Wesprzyj nas już teraz!
– Opinia publiczna musi wiedzieć, jak ta ustawa wpłynie na nich i na demokrację. „Bin the Bill” ma właśnie to na celu. Mamy nadzieję, że kiedy obywatele zwrócą uwagę na to, co się dzieje, również parlamentarzyści podążą w ich ślady – powiedziała Sarah O’Reilly, dyrektor generalna FSI.
Jednym z groźnych założeń projektu jest zerwanie z prawną zasadą domniemania niewinności – zwracają uwagę protestujący.
– Zaproponowane przez rząd przepisy dotyczące mowy nienawiści są obecnie największym zagrożeniem dla wolności słowa w Irlandii. Ustawa autorstwa [minister sprawiedliwości] Helen McEntee grozi kryminalizacją poszczególnych obywateli za samo posiadanie materiałów uznanych za obraźliwe, nawet jeśli nie mieli oni zamiaru udostępniać ich innym osobom – o ile nie potrafią udowodnić, że tak było – dodała O’Reilly.

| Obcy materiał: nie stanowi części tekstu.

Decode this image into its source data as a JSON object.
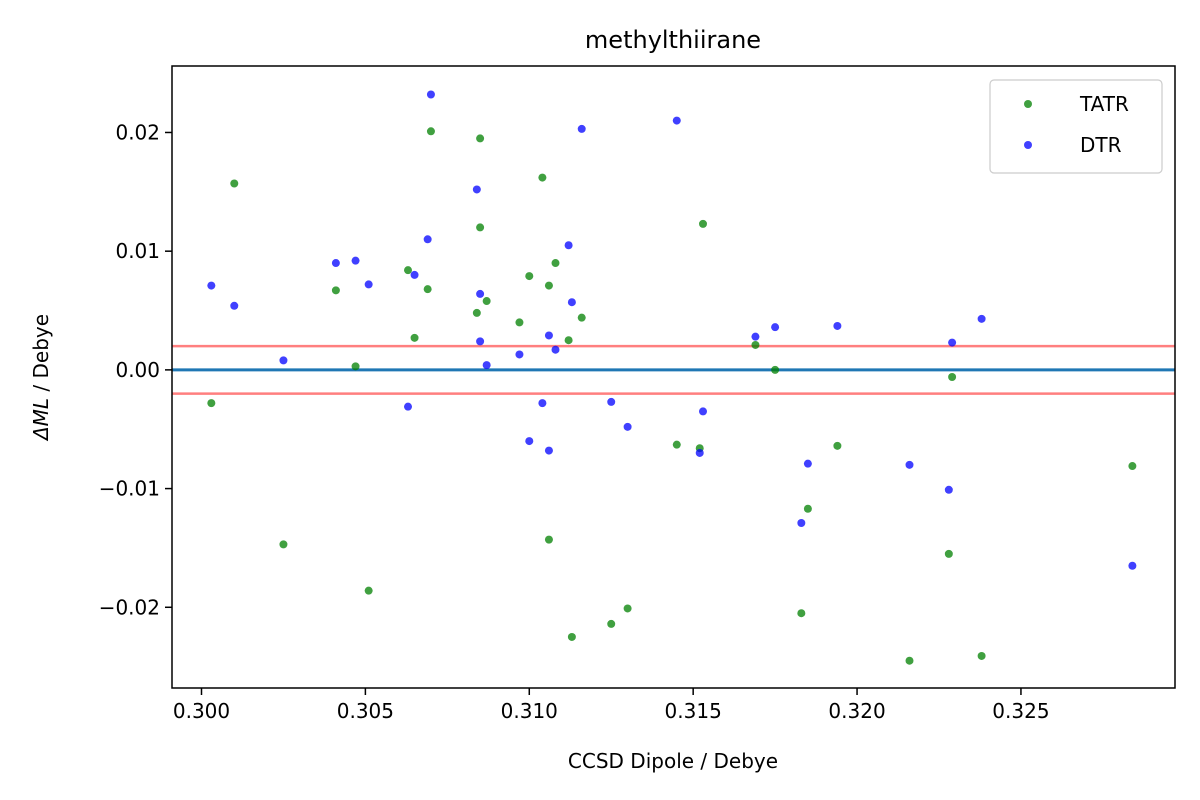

Obrońcy wolności wskazują, iż ustawa, o ile wejdzie w życie, odbije się na swobodzie wypowiedzi w Europie, czy wręcz na całym świecie. Sprawi bowiem, że koncerny prowadzące media społecznościowe zostaną w pewnym stopniu uzależnione od irlandzkich cenzorów. – Na przykładzie RODO widzieliśmy, jak takie firmy często stosują przepisy uchwalone w Europie w odniesieniu do swojej ogólnoświatowej bazy użytkowników. Chociaż optymistycznie brzmią oświadczenia liderów cyfrowych, takich jak Elon Musk, obiecujący ochronę wolności słowa w Internecie, ta ustawa stanowi jednak międzynarodowe zagrożenie na wielu platformach internetowych – podkreśliła dyrektor Free Speech Ireland.
„Niszczenie wolności słowa oznacza niszczenie demokracji” – napisał właściciel Twittera (X) pod postem FSI.
Thanks for the share Elon.
This bill could have major global implications, given the amount of social media platforms that are headquartered out of Ireland. It would be great to discuss this with you ahead of further developments.
— Free Speech Ireland (@FreeSpeechIre) January 15, 2024
Powstała przed sześcioma laty organizacja Free Speech Ireland zabiega o ochronę konstytucyjnego prawa do wolności słowa przed korporacyjną cenzurą i państwowymi środkami przymusu. Organizuje akcje społeczne i konferencje, między innymi Ireland Uncensored („Irlandia nieocenzurowana”) we wrześniu minionego roku.
Ustawa o wymierzaniu sprawiedliwości w sprawach karnych dotyczących „nawoływania do przemocy lub przestępstw z nienawiści” z 2022 roku jest obecnie na trzecim, senackim etapie prac legislacyjnych. Jej ostateczne przyjęcie i wejście w życie dawałaby państwu prawo do konfiskaty osobistych urządzeń elektronicznych oraz orzekania kar pozbawienia wolności wobec osób winnych „nawoływania do nienawiści” lub posiadających „nienawistne” materiały.
FSI wskazuje, że ustawa podważa wolność słowa w Irlandii, umożliwiając ściganie osób z powodów politycznych, jedynie za domniemaną „mowę nienawiści”. Do wniesienia oskarżenia wystarczyłoby subiektywne odczucie osób trzecich dopatrujących się przejawów hate speech.
Free Speech Ireland walczy z ustawą, żądając całkowitego jej wycofania.